Es handelt sich um eine öffentlich rechtliche Streitigkeit nach § 112 a ff BRAO. Obwohl der Anwaltsgerichtshof in solchen Fällen einem Oberverwaltungsgericht gleich steht (§ 112 c Abs. 1) und für Verfahren vor dem OVG Anwaltszwang gilt (§ 67 Abs. 4 Satz 1 VwGO), kann der Rechtsanwalt im vorliegenden Fall sich selbst vertreten (§ 67 Abs. 4 Satz 6 VwGO).

Einer mündlichen Verhandlung bedarf es nicht, weil die Beteiligten ausdrücklich auf sie verzichtet haben (§ 101 Abs. 2 VwGO).

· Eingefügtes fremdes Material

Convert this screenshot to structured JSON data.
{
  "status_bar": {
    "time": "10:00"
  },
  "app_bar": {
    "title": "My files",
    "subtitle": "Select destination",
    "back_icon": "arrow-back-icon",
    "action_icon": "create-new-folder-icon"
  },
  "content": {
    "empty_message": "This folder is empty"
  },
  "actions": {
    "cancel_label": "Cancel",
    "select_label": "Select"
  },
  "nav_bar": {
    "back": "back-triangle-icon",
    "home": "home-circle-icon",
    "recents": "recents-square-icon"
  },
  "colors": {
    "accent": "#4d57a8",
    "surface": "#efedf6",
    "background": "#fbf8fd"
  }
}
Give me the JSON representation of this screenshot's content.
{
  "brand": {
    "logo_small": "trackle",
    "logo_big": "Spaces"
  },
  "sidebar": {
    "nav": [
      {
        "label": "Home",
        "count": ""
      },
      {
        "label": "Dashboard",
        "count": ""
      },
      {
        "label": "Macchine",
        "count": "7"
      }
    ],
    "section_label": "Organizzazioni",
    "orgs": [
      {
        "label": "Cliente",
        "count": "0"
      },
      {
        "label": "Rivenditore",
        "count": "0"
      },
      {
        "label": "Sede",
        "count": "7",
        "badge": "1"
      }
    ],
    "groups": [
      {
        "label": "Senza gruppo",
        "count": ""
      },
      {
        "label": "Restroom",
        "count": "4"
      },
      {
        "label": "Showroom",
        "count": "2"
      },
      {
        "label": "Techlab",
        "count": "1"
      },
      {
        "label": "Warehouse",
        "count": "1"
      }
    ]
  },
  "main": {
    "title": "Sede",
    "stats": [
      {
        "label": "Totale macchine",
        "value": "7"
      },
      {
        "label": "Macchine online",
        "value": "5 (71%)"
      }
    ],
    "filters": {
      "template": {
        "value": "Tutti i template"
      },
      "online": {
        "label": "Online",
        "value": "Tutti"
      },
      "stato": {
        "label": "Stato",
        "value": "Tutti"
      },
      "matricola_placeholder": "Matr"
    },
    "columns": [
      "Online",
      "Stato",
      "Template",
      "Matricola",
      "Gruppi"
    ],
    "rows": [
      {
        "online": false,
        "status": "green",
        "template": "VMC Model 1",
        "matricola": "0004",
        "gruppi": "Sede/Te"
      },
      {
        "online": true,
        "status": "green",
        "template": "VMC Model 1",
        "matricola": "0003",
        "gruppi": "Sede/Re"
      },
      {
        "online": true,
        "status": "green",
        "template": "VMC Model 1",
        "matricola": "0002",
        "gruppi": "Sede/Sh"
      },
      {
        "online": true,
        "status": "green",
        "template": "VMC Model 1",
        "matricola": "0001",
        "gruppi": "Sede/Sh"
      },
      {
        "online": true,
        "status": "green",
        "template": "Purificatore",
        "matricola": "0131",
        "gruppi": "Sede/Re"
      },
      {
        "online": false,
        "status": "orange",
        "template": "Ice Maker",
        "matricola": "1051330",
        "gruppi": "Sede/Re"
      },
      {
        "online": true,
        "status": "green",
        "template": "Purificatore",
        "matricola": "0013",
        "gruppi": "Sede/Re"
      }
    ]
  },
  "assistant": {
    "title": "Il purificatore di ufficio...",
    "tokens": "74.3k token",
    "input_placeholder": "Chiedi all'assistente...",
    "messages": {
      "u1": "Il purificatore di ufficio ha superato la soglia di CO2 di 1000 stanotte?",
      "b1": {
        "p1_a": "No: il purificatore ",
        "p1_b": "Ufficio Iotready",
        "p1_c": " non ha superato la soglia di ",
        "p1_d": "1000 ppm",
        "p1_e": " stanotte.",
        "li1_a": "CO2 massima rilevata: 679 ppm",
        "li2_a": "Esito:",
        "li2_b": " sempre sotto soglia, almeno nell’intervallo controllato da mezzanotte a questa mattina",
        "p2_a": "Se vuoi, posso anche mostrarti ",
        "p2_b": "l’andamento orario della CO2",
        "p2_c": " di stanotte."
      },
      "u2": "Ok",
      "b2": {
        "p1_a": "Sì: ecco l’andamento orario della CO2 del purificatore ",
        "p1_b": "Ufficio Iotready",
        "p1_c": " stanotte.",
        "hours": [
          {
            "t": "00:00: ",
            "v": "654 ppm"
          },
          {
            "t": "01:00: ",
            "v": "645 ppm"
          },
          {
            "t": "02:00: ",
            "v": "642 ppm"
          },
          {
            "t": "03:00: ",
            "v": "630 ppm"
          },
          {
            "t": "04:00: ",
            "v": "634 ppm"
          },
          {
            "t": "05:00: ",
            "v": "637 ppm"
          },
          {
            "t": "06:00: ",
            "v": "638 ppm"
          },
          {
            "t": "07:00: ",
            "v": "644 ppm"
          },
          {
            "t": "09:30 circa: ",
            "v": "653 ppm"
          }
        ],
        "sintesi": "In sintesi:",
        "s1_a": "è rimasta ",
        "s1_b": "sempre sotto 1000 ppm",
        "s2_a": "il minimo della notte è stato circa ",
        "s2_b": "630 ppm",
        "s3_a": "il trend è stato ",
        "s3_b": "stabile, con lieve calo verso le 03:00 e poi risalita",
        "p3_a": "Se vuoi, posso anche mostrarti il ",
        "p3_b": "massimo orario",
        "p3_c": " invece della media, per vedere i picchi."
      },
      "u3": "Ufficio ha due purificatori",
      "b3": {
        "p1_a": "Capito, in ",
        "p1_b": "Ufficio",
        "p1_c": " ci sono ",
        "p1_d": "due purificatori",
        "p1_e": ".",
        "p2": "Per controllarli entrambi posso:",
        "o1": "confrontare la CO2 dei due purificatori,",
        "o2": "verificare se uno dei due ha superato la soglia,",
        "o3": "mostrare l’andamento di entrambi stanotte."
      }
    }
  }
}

II. Der Kläger hat in einem zivilrechtlichen Verfahren vor dem Landgericht M. bzw. dem OLG N. Frau R. K. gegen Frau Dr. S. vertreten. Hintergrund ist eine Auseinandersetzung über Werklohn bzw. Gewährleistungsansprüche im Zusammenhang mit einem Bauvorhaben.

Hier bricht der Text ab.